4) “Narratives of minor power” – Some higher power or process is in control, but its intentions are blunted by the indifferent procession of events outside even their control.
5) “Narratives of negation” – Reality rolls on with blatant disregard for all beings, powers and processes.
6) “Narratives of partial agency” – We have some level of individual or collective control over our existence; the rest is determined by things immune to influence and without reason or rationale.
7) “Narratives of absolute choice” – Agency, higher powers, or meaninglessness and uncontrollability; we can choose which to believe in.
Second, we group the seven narratives into three categories—fragile, robust and antifragile—by asking of them: What impact does the march of time have?
“Narratives of complete agency” eventually get disproved by existence. Live long enough and you’ll see that there are things outside of our control. Verdict: fragile.
“Narratives of reciprocity” continue, regardless of the harm or benefit that comes with time. Our ability to influence events is proven, but so is our ability to stop the bad and replicate the good. Verdict: robust.
“Narratives of higher power” go on because we can attribute everything to Something Else. Lose a family member? God has taken him to Heaven. Meet someone in the street that later becomes a key part of your life? It was Fate. Verdict: robust.
“Narratives of minor power” allow us to surrender entirely to a higher power, and as a consequence to the powers it is unable to control. Everything that happens is down to something else. Verdict: robust.

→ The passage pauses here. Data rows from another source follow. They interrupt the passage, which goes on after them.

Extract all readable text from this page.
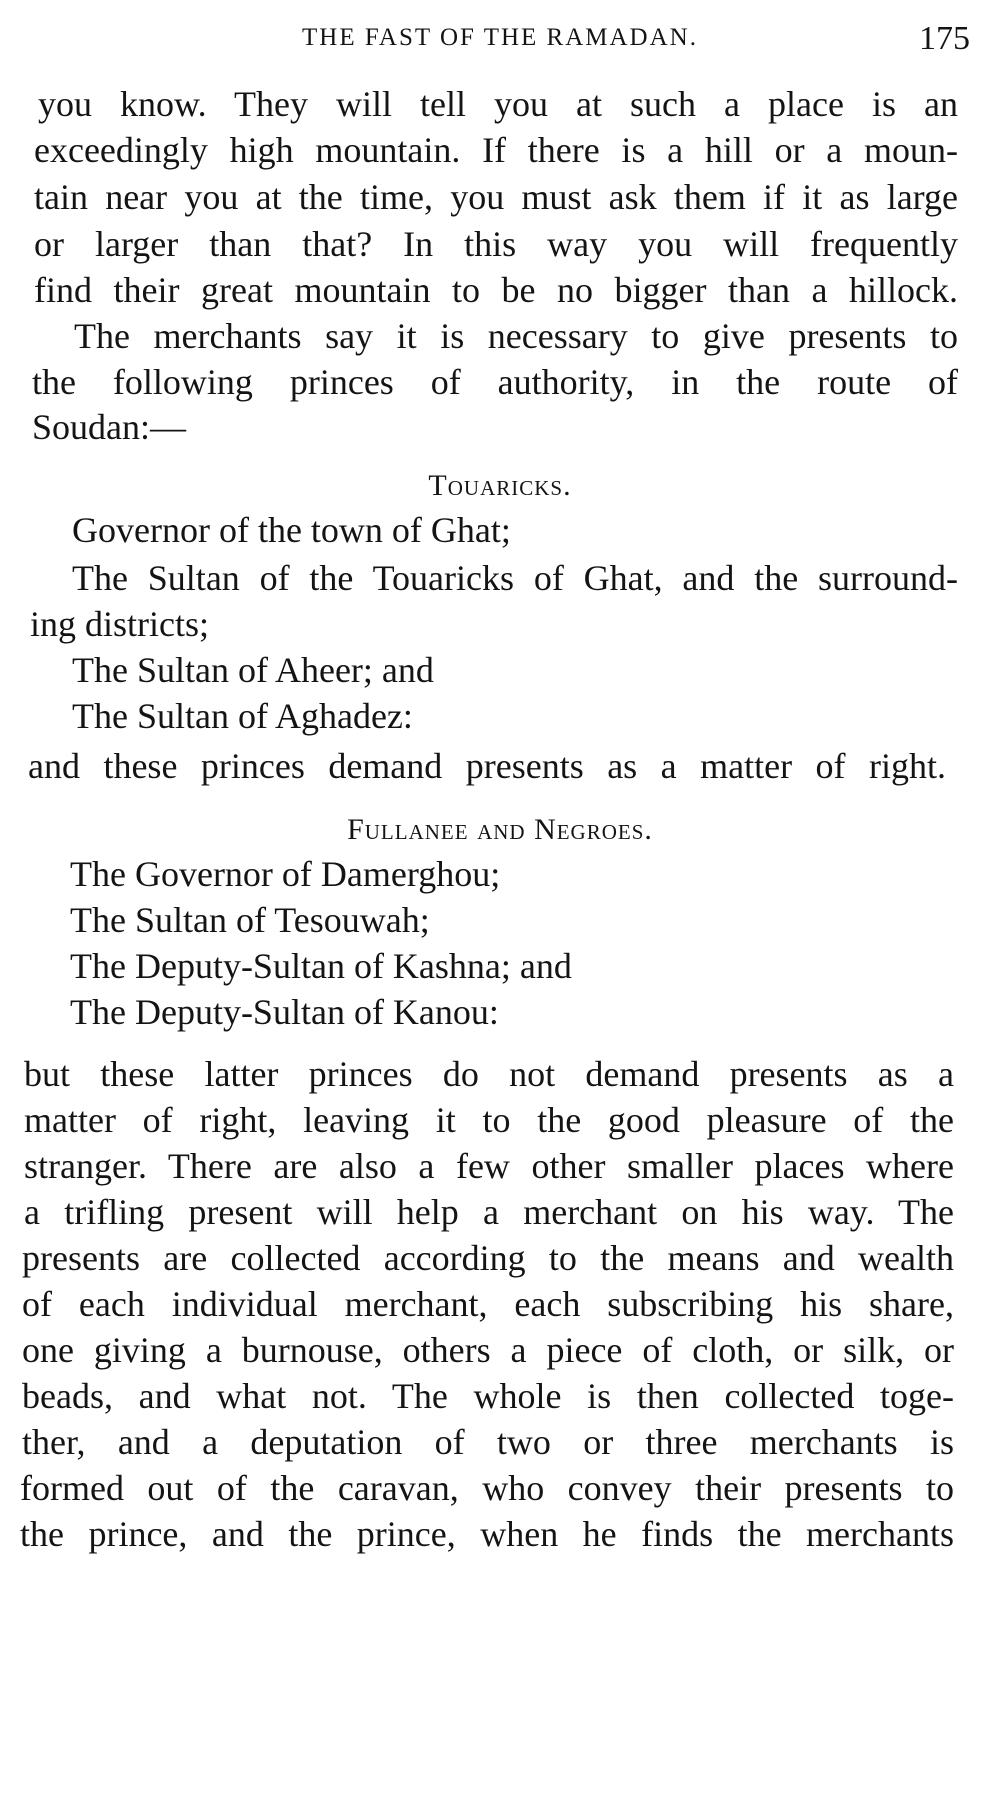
THE FAST OF THE RAMADAN.	175
you know. They will tell you at such a place is an
exceedingly high mountain. If there is a hill or a moun-
tain near you at the time, you must ask them if it as large
or larger than that? In this way you will frequently
find their great mountain to be no bigger than a hillock.
The merchants say it is necessary to give presents to
the following princes of authority, in the route of
Soudan:—
Touaricks.
Governor of the town of Ghat;
The Sultan of the Touaricks of Ghat, and the surround-
ing districts;
The Sultan of Aheer; and
The Sultan of Aghadez:
and these princes demand presents as a matter of right.
Fullanee and Negroes.
The Governor of Damerghou;
The Sultan of Tesouwah;
The Deputy-Sultan of Kashna; and
The Deputy-Sultan of Kanou:
but these latter princes do not demand presents as a
matter of right, leaving it to the good pleasure of the
stranger. There are also a few other smaller places where
a trifling present will help a merchant on his way. The
presents are collected according to the means and wealth
of each individual merchant, each subscribing his share,
one giving a burnouse, others a piece of cloth, or silk, or
beads, and what not. The whole is then collected toge-
ther, and a deputation of two or three merchants is
formed out of the caravan, who convey their presents to
the prince, and the prince, when he finds the merchants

“Narratives of negation” invoke a certain nihilism, stripping away meaning and attributing both help and harm to mere chance. Verdict: robust.
“Narratives of partial agency” are similar to “narratives of minor power”; they allow us to evade responsibility, but also to take it when we see fit. Verdict: robust.
Finally, “narratives of absolute choice” continue on, irrespective of circumstance. Because we are free to choose, change and allocate meaning, it is always present. Verdict: antifragile.
It seems to me that, as I think more about narrative fragility, the structure of the narrative itself matters less than the sincerity and conviction with which it is believed. For example, absolute conviction in the belief of God will allow you to persist in the face of any and all obstacles, whilst a skeptical belief in God is vulnerable to the procession of events or the uncovering of an idea, metaphor, concept or question that undermines said belief.
So when it comes to narrative fragility, there’s an important decision we all have to make: do we believe with utter conviction and so explain all with our chosen narrative? Or do we believe with no conviction and allow the human mind to engineer a narrative that incorporates every new nut and bolt of reality we stumble across? Absolute faith and narrative opportunism are not the only stories to live by, but they are the most resilient to the march of time and all that it brings.